They began lining up long before dawn for an event that wouldn’t begin for nearly six hours.
That’s how eager they were for a shot at some school supplies, clothes, shoes, groceries … and hope.
The Convoy of Hope at the Bethel Life Center was supposed to get underway at 10 a.m. Saturday, but when organizers saw how long the lines were and how early they had formed, they opened up shortly before 8.
“We want to bring a day of hope” for families in need, said Stacie Cathcart, director of the Wichita event that in its third year brought an estimated $1 million worth of free goods and services.
Dozens of sponsors provided goods and services, and more than 1,000 volunteers converged to help the families in need. Groceries were paid for with cash donations.
By mid-afternoon, nearly 8,400 people had received assistance – “the biggest numbers we’ve ever seen,” Cathcart said.
Long lines snaked through the Bethel Life grounds next to Meridian and I-235 on the steamy August day. It was not unusual for participants to wait a half-hour or more in one line and then repeat the feat again and again.
“Times are tough right now,” said Sheala French, who has four children between the ages of 3 and 6 and recently lost her job. “We figured we could use all the help we can get for school,” she said.
Those who attended could receive free immunizations, breast exams, sports physicals – even family portraits.
“That’s one of our favorite parts,” Cathcart said of the family pictures.
Shannon Vontress’ two children, 10-year-old Tatianah and 6-year-old Andre, were eager to show off the backpacks they were given: Andre’s had flames flickering on the back and Tatianah’s was a bright green.
“With two kids and one income, it’s really a blessing,” Vontress said of Saturday’s event.
But hundreds of people went home disappointed. Event organizers gave out 1,500 backpacks filled with school supplies, but could have easily given out hundreds more. Charlene Klug stood in line for 45 minutes with her two sons only to discover there were no more backpacks.

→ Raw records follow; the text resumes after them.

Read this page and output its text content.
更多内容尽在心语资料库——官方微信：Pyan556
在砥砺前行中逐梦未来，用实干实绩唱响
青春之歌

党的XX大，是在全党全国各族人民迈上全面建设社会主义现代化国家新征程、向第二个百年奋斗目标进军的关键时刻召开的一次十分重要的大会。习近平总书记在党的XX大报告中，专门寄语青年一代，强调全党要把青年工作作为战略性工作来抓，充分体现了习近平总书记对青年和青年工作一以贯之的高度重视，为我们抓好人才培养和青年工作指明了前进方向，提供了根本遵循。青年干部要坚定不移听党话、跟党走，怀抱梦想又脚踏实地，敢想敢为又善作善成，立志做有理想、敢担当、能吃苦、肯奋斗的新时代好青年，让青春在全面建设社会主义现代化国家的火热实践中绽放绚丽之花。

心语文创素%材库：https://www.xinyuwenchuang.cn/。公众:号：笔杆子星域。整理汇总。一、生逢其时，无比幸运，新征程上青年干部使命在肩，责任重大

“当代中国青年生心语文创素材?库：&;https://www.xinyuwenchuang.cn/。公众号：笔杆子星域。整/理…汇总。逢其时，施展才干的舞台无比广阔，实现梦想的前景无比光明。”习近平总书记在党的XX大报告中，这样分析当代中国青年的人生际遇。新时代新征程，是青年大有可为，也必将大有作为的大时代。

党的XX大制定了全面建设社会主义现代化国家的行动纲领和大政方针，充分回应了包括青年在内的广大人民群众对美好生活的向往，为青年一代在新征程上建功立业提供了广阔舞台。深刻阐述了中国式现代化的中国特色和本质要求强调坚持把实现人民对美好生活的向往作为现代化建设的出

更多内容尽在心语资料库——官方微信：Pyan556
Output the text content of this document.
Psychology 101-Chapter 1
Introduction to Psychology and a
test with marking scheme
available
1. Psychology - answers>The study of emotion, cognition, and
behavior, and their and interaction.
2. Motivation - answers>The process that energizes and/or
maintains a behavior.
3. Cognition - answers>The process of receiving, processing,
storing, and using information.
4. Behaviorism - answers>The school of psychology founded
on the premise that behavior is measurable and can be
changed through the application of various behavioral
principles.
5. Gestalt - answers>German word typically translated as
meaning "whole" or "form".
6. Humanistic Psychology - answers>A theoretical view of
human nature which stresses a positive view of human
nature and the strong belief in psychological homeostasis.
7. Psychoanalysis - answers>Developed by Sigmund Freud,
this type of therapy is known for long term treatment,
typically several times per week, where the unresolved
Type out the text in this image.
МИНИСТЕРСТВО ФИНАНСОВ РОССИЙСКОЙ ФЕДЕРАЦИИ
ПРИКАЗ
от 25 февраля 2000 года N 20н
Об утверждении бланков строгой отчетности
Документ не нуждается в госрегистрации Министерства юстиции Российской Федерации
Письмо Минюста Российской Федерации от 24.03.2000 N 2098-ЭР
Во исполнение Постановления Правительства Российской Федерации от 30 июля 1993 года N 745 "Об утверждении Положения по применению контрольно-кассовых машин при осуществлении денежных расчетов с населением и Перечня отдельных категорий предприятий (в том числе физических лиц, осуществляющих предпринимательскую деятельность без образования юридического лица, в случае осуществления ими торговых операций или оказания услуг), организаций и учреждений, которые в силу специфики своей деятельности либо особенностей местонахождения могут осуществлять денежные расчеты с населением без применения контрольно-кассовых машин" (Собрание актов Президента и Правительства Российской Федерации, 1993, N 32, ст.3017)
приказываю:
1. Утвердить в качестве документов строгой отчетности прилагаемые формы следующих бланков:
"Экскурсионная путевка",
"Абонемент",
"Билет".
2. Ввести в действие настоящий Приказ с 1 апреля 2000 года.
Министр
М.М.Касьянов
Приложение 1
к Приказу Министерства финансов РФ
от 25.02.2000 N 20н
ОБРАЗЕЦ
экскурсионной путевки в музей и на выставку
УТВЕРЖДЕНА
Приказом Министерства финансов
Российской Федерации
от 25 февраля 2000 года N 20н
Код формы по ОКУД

“It’s kinda sad, but we’ll figure it out,” said Klug, who added that she was “trying not to fall over from heat stroke.”
Klug and her friend Julie De La Rosa just moved to Wichita from Denver.
“We’re kinda struggling when it’s coming to getting school supplies for the kids,” said De La Rosa, who has a 10-year-old boy.
Despite their bad luck with getting backpacks, De La Rosa and Klug were impressed by what they saw on Saturday.
“It’s huge,” De La Rosa said. “It’s pretty amazing that everyone comes together like this to help.”
Organizers had increased the number of backpacks filled with school supplies by more than one-third over the previous year, but that turned out to be not nearly enough.
“We did not see this kind of need last year,” Cathcart said. “We see this kind of need, we’re going to be ready for it next year.
“We do not want people walking away without services. We are not OK with that.”
Scott Dryden, pastor of Word of Life Church, said the long lines reflect a growing number of families in need.
“The disparity is just getting greater,” Dryden said. “We see that. That’s why we all need to come together.”
Mayor Jeff Longwell called the massive turnout for goods and services “a little bit overwhelming.”
“Certainly, we recognize there’s a need,” Longwell said. “It’s nice that people are coming to come together to fill that need.”